Like all radio-based services, GPS is subject to interference from both natural and human-made sources. A GPS unit can lose reception in the presence of devices designed for intentional radio jamming. Solar flares can also disrupt GPS equipment. For this reason, the US government strongly encourages all GPS users to maintain backup/alternative positioning, navigation, and timing capabilities.

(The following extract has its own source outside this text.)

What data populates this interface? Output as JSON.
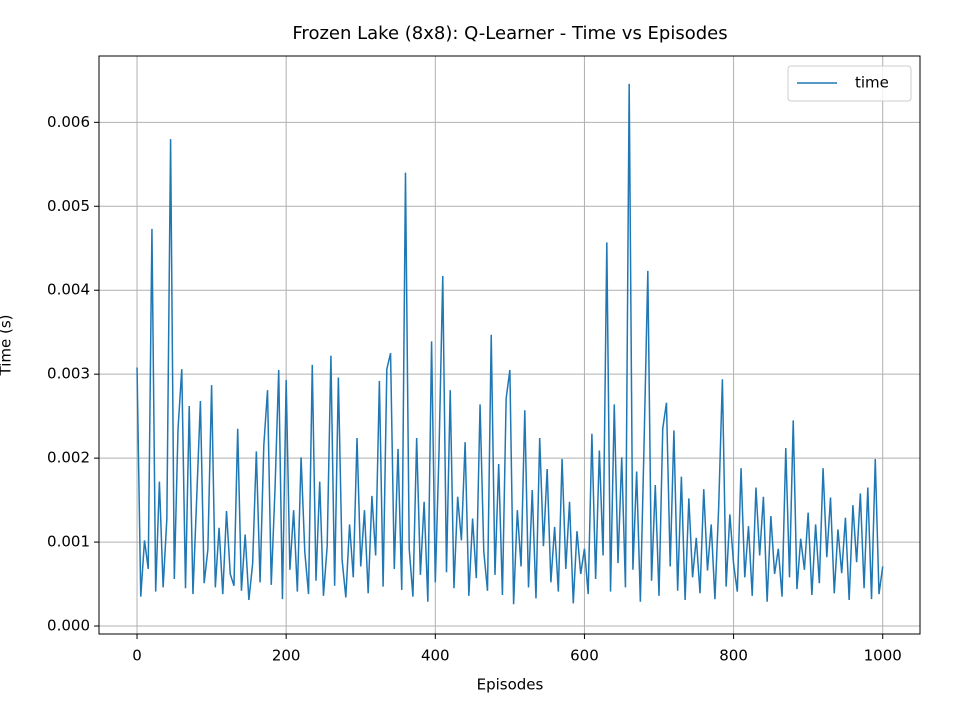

In addition, the government is currently fielding new GPS signals that are more resistant to interference.  

Regardless of these improvements, the major vulnerability is the low power of the signals from the satellites.  Land-based radio navigation systems, such as LORAN-C, broadcast with greater power and are significantly more difficult to jam.  These land-based systems were also not vulnerable to solar flares and presented greater resistance to electro-magnetic weapons.  LORAN-C (now retired from service) was not as accurate at GPS, but new land-based systems under development have the capability to rival GPS accuracy without GPS vulnerabilities.

It is official policy to the United States Government to fully develop and implement an accurate back-up system for GPS, but funding and urgency for such action has lagged.

The US government regularly reports on GPS interference in locations like the Black Sea, the eastern Mediterranean, and waters off China.  These incidents of interference are suspected to have been caused by the Russian and Chinese governments, probably as tests and demonstrations of their capabilities.  If international tensions were to rise dramatically, it should be assumed that GPS interference would become more widespread. 

While military-grade GPS receivers would probably be minimally impacted, commercially available receivers would be vulnerable.

The GPS service is provided by the United States government, which can selectively deny access to the system, as happened to the Indian military in 1999 during the Kargil conflict between India and Pakistan in the Kashmir region, or degrade the service at any time.  Periodically, the GPS signals in selected areas are degraded for a short time, but advance notice is provided.

The most serious problem, as mentioned above, is that the satellite signals are relatively weak.  This enables both jamming and spoofing. 

Jamming, either by a malicious actor or by someone seeking to hide their own activities, is a continuing problem,  Short-range jamming transmitters, although illegal, are easily obtained and used.  More powerful and longer-range jamming capabilities have been mostly limited to state actors, at least to date.

Spoofing involves sending signals on the GPS spectrum to one or several receivers with false information.  It has been demonstrated that a ship can be tricked into following a bogus track-line if it relies solely on output of its GPS receiver.  So many vessels have placed excessive reliance on GPS and electronic navigation that this presents a real danger.  This is particularly true since the technology to spoof GPS signals is not that difficult to obtain.

All of this highlights the need for a backup system that can stand in for GPS when the GPS signal is unavailable or unreliable.  E-Loran is one such alternative.  It was under development by the US Coast Guard until funding was unexplainedly cut.   Other nations have run E-Loran trials, but no overall program has been developed.  Other alternatives have been considered on a theoretical basis.  Only the United States has the technology and leadership capability to effectively tackle this problem.  Something must be done soon, before the entire positioning, navigation, and timing system on which the modern world relies becomes further unreliable.  Failure or unavailability of GPS without a reliable alternative is a super-high consequence problem, with probable costs in the trillions.  

Continued dithering is not an option.